The most significant fraction of electron-positron decays result in two 511 keV gamma photons being emitted at almost 180 o to each other; the "line of response" or LOR. In practice the LOR has a finite width as the emitted photons are not exactly 180o apart. If the recovery time of detectors is in the picosecond range rather than the 10's of ns range, it is possible to calculate the single point on the LOR at which an annihilation event originated, by measuring the "time of flight" of the two photons. This technology is not yet common, but it is available on some new systems. More commonly, a technique very like the reconstruction of CT and SPECT data is used, although more difficult (see below). Using statistics collected from tens-of-thousands of coincidence events, a set of simultaneous equations for the total activity of each parcel of tissue along many LORs can be solved by a number of techniques, and thus a map of radioactivities as a function of location for parcels or bits of tissue ("voxels"), may be constructed and plotted. The resulting map shows the tissues in which the molecular probe has become concentrated, and can be interpreted by nuclear medicine physician or radiologist in the context of the patient's diagnosis and treatment plan.

 

Imaging   

Preprocessing    Filtered back projection (FBP) has been frequently used (simple but sensitive to low level discrete noise (shot noise) forming streaks across the image). Iterative expectation-maximization algorithms are the preferred method of reconstruction but requires higher computer power. (For these techniques see imaging textbooks and for instance Wikipedia.)

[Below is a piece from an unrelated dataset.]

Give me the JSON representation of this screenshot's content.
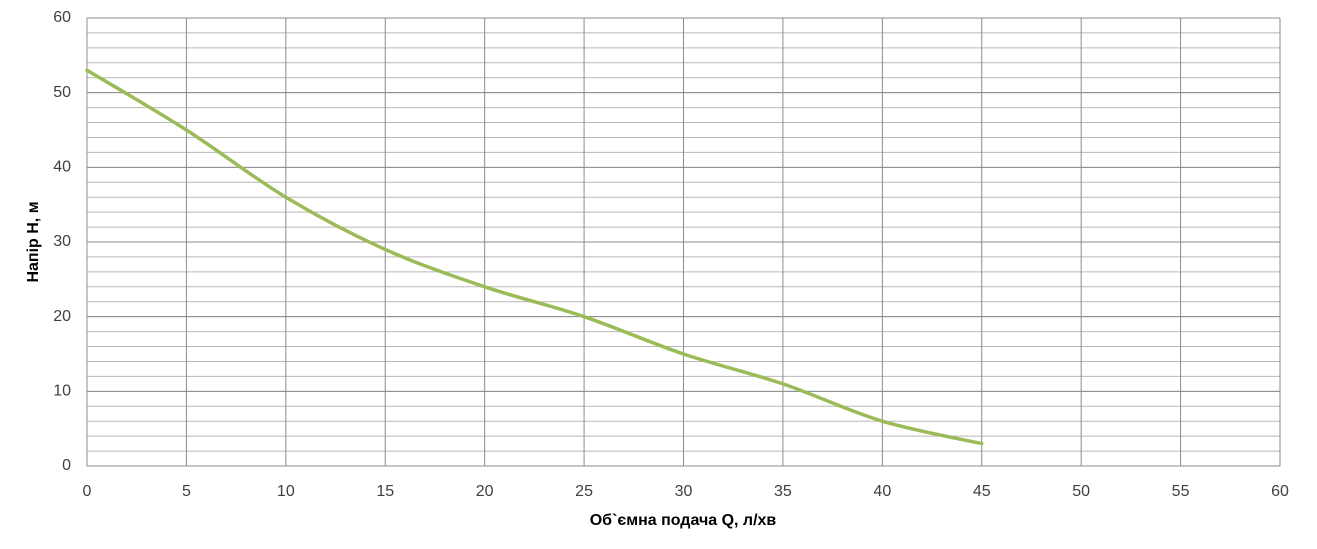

Attenuation correction    As different LORs must traverse different thicknesses of tissue, the photons are attenuated differentially. The result is that structures deep in the body are reconstructed as having falsely low tracer uptake. Contemporary scanners can estimate attenuation using integrated CT equipment. Since correction is itself susceptible to significant artifacts both corrected and uncorrected images are always read together.

2D/3D reconstruction  Modern scanners have a cylinder of scanning rings. There are two approaches:  individual reconstruction per ring (2D reconstruction) or allow coincidences to be detected between rings as well as within rings, then reconstruct the entire volume together (3D). 3D techniques have better sensitivity (because more coincidences are detected and used) and therefore less noise, but are more sensitive to the effects of scatter and random coincidences, as well as requiring correspondingly greater computer resources.